Responding to a question about removing camps on the conclusion of the camping season, Manfouhi said that citizens who do not remove their camps will not be refunded the deposit paid to license the camp. Commenting on the controversy about allowing barbequing in public places, Manfouhi said that the topic was still subject for discussion with the Environment Public Authority (EPA) and Public Authority for Agricultural Affairs and Fish Resources (PAAAFR). Manfouhi said that the municipality had signed a partnership agreement with the World Bank with the aim of developing it. "We need to administratively revolutionize the municipality and reduce paperwork and shift to online transactions," he underlined, noting that the municipality would stop accepting paper and manual transactions soon.

Dangerous situations

MP Yousef Al-Zalzalah stressed that in view of specialized economists' confirmations about the Kuwaiti currency's purchasing power and likelihood that it would fall, this will lead to dangerous economic situations unless the government made a package of economic and financial decisions. "We are facing two bitter choices - either to reject the government's proposed electricity consumption tariffs, which will cause the Kuwaiti dinar to lose much of its value and prices to jump by 20 percent, or to pass the proposal and overburden citizens," he said.

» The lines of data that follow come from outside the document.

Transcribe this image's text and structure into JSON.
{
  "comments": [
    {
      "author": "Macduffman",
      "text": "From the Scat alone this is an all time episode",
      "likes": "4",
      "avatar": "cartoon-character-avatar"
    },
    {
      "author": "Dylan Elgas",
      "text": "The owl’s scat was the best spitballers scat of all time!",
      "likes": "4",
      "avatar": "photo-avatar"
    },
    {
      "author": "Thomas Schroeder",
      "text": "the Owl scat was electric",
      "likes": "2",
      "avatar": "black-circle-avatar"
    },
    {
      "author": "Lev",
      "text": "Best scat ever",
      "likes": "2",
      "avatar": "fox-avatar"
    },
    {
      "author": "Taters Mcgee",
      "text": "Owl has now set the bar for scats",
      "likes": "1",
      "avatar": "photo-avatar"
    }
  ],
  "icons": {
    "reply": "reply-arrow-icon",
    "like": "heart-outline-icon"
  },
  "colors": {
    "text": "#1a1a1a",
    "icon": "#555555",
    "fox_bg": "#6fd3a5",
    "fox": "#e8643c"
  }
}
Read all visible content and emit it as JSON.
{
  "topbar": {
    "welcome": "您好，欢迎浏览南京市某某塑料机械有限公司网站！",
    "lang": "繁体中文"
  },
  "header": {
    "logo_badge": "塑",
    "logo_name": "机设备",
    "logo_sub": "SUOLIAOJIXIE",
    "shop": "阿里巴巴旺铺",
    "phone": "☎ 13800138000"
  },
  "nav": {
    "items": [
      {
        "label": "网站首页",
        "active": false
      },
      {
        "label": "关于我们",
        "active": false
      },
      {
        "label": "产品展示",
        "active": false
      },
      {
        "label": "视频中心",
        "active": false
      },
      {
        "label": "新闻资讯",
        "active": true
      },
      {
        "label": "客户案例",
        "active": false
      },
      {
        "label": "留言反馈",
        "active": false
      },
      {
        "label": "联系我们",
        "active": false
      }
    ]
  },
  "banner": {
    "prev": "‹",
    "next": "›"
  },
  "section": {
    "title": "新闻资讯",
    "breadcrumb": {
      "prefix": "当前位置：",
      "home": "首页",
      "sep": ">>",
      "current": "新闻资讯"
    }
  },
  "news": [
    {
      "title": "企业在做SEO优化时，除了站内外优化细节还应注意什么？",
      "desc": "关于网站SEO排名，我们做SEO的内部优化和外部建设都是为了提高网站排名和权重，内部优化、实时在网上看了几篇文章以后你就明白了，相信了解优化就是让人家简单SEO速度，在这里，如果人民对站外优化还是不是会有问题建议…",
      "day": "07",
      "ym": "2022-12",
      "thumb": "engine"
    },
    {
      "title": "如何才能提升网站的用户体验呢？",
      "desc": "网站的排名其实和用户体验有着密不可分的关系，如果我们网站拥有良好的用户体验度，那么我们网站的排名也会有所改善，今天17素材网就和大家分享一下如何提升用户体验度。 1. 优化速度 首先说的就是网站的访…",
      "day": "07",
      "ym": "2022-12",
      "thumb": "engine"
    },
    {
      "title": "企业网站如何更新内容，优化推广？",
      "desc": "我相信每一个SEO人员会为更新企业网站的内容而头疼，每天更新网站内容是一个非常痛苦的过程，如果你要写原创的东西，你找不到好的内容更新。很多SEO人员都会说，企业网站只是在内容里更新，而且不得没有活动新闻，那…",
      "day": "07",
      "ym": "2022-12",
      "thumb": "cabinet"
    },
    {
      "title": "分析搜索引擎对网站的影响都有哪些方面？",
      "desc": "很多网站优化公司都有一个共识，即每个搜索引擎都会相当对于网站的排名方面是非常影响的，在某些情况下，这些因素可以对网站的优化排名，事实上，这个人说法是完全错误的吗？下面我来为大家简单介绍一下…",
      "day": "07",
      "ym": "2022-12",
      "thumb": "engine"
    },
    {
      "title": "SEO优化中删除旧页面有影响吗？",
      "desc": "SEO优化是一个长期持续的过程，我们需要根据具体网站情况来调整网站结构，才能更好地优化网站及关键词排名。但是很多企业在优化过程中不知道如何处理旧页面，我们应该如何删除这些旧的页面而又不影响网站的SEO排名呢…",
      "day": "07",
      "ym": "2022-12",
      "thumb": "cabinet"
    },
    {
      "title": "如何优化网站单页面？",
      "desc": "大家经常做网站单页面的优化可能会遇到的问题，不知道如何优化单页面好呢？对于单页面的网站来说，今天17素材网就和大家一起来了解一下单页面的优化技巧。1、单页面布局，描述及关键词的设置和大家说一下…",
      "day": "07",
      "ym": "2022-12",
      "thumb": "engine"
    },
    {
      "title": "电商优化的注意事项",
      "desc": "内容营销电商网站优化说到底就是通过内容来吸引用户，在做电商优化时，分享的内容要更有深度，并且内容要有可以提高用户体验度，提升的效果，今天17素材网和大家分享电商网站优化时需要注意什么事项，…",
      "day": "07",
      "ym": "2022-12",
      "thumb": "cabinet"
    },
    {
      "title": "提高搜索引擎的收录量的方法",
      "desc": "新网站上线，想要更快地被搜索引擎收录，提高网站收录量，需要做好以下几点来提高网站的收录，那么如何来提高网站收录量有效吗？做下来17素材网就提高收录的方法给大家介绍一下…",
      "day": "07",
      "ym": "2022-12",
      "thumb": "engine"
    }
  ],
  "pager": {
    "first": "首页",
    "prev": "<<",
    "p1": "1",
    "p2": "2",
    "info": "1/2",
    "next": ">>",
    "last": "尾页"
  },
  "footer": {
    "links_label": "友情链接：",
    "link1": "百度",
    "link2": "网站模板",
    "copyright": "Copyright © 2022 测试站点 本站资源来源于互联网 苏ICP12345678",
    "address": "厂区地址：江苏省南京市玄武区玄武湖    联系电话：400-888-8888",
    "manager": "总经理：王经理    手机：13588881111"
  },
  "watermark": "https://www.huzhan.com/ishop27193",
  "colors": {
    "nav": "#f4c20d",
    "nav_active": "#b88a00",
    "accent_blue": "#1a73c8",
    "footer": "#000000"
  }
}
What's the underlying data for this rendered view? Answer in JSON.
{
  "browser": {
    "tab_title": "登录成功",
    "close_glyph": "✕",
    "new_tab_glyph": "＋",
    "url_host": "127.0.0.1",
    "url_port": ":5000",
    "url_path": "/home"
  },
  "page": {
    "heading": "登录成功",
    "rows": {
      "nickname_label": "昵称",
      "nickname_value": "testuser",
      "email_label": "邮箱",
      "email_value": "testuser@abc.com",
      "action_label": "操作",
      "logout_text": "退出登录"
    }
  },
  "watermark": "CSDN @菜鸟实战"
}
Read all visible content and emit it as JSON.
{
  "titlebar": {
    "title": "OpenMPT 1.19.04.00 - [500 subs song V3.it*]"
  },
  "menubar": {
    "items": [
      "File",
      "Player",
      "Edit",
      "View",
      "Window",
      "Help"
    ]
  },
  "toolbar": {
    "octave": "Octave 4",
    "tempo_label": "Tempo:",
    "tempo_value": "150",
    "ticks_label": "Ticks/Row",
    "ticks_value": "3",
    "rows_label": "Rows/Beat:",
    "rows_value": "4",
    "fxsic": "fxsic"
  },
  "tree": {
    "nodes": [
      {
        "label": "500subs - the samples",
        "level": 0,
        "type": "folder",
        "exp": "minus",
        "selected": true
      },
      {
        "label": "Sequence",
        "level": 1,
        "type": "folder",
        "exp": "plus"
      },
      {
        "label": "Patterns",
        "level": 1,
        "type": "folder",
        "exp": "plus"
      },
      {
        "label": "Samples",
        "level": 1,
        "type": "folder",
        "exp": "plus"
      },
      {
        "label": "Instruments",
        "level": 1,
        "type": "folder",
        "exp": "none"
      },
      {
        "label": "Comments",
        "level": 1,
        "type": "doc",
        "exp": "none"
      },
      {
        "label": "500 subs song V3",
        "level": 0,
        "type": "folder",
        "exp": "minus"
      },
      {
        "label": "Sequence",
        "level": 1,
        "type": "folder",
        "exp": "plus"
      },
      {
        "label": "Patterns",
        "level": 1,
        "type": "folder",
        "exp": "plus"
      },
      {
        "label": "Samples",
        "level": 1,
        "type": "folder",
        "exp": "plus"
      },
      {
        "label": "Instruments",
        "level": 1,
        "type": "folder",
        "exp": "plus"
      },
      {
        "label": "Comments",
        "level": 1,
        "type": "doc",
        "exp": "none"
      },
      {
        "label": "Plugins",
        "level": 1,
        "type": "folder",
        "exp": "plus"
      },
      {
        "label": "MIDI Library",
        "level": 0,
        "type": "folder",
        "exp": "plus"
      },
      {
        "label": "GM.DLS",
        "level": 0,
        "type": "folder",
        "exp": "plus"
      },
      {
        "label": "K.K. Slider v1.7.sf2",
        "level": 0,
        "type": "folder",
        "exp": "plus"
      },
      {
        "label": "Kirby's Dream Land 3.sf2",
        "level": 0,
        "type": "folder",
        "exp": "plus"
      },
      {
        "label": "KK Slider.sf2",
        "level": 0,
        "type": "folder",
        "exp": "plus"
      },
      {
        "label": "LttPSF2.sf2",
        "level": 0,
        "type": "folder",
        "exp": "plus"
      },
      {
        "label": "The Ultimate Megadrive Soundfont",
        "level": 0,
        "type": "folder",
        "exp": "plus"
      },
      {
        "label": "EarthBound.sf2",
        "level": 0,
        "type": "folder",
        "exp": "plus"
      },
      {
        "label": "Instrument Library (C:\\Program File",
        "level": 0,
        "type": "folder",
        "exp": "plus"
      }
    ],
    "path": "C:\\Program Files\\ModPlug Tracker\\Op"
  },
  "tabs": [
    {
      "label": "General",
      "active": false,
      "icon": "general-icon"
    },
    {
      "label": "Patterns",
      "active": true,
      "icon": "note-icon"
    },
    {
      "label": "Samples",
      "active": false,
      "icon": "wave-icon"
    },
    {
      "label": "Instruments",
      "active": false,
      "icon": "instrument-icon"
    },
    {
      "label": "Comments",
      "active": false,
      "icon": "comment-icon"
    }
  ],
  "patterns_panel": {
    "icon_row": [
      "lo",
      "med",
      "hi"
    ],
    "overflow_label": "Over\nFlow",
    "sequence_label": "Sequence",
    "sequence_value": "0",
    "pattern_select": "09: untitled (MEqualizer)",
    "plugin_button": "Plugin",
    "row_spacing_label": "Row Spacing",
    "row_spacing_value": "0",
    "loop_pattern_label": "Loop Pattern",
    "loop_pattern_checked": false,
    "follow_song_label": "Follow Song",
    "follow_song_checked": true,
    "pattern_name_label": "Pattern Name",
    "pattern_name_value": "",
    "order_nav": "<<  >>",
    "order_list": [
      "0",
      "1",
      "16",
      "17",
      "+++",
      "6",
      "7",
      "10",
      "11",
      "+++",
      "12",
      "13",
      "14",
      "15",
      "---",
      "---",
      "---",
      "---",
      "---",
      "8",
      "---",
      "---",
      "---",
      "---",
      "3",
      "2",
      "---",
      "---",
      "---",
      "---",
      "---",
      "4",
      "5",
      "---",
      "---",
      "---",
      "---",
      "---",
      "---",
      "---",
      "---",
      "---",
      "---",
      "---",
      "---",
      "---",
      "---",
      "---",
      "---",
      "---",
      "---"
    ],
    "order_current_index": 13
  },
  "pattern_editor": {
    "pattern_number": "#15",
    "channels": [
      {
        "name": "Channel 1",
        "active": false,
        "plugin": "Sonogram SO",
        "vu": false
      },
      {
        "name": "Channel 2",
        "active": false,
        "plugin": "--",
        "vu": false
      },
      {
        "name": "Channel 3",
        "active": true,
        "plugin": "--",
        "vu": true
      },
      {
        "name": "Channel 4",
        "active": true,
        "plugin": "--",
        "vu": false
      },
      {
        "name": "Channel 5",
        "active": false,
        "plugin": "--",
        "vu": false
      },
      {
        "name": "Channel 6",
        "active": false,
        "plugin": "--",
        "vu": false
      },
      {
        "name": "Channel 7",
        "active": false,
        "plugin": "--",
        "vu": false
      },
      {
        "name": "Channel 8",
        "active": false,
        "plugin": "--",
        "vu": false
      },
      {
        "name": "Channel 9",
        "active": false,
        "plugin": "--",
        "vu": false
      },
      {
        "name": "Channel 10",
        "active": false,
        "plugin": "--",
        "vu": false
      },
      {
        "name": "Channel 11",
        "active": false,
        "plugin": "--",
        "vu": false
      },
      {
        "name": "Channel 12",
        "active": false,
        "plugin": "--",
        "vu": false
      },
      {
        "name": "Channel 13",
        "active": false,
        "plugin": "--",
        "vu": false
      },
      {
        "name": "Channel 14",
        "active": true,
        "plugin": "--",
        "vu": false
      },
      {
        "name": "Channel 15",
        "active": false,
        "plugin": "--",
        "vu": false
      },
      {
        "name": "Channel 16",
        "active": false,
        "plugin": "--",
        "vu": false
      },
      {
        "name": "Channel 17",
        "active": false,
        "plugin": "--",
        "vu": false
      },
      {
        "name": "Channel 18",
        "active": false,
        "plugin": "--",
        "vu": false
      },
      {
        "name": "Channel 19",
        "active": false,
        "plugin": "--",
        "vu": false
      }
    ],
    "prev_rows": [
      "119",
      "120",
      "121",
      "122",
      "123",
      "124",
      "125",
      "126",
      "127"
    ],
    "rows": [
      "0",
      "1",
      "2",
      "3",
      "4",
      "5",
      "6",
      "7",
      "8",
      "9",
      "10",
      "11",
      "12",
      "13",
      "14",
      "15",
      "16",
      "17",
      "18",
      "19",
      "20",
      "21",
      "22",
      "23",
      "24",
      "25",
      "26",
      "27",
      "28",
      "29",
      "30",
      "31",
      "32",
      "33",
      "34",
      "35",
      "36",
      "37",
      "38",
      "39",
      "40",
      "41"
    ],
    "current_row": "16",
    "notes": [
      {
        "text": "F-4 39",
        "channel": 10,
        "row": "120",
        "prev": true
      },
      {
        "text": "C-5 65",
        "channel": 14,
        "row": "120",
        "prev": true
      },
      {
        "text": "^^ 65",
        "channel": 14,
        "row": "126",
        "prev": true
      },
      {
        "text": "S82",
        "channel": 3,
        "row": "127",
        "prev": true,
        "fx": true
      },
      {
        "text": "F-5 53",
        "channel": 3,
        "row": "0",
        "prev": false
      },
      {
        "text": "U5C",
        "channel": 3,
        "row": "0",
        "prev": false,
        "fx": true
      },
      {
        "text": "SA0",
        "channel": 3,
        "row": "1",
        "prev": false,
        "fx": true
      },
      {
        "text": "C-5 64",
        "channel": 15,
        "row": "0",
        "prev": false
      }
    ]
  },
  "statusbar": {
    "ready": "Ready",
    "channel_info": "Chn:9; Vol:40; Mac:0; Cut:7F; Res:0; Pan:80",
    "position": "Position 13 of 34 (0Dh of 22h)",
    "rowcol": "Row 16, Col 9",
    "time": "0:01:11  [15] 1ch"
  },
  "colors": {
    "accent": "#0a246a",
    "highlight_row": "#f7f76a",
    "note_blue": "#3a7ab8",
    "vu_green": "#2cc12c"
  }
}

Speaking to visitors at his diwaniya, Zalzalah stressed that the proposed electricity prices were more than twice compared to the current ones and said that the government had been warned by IMF that unless it made financial and economic decisions, it would have to reduce the Kuwaiti currency's purchasing power. He added that the speaker of the house had recently met IMF and told them about the proposed new electricity prices and that the project was still being discussed. "We are number one worldwide in electricity and water consumption and this means that something is wrong," he underlined, calling for making wealthy people living in palaces who leave lights on around the clock to pay the new prices. He also called for holding government bodies accountable for wasteful consumption rates, not overburdening citizens with limited and medium incomes and not to impose 'indirect' taxes on them in the form of electricity bills. Commenting on the issue of discovering people with fake Kuwaiti citizenships, Zalzalah said the problem started long ago after the liberation when the Interior Ministry had non-trustworthy data entry employees who were behind forging those citizenships. He added that the real number of 'fake' citizens was much more than the number of 3,100 declared by the Interior Ministry.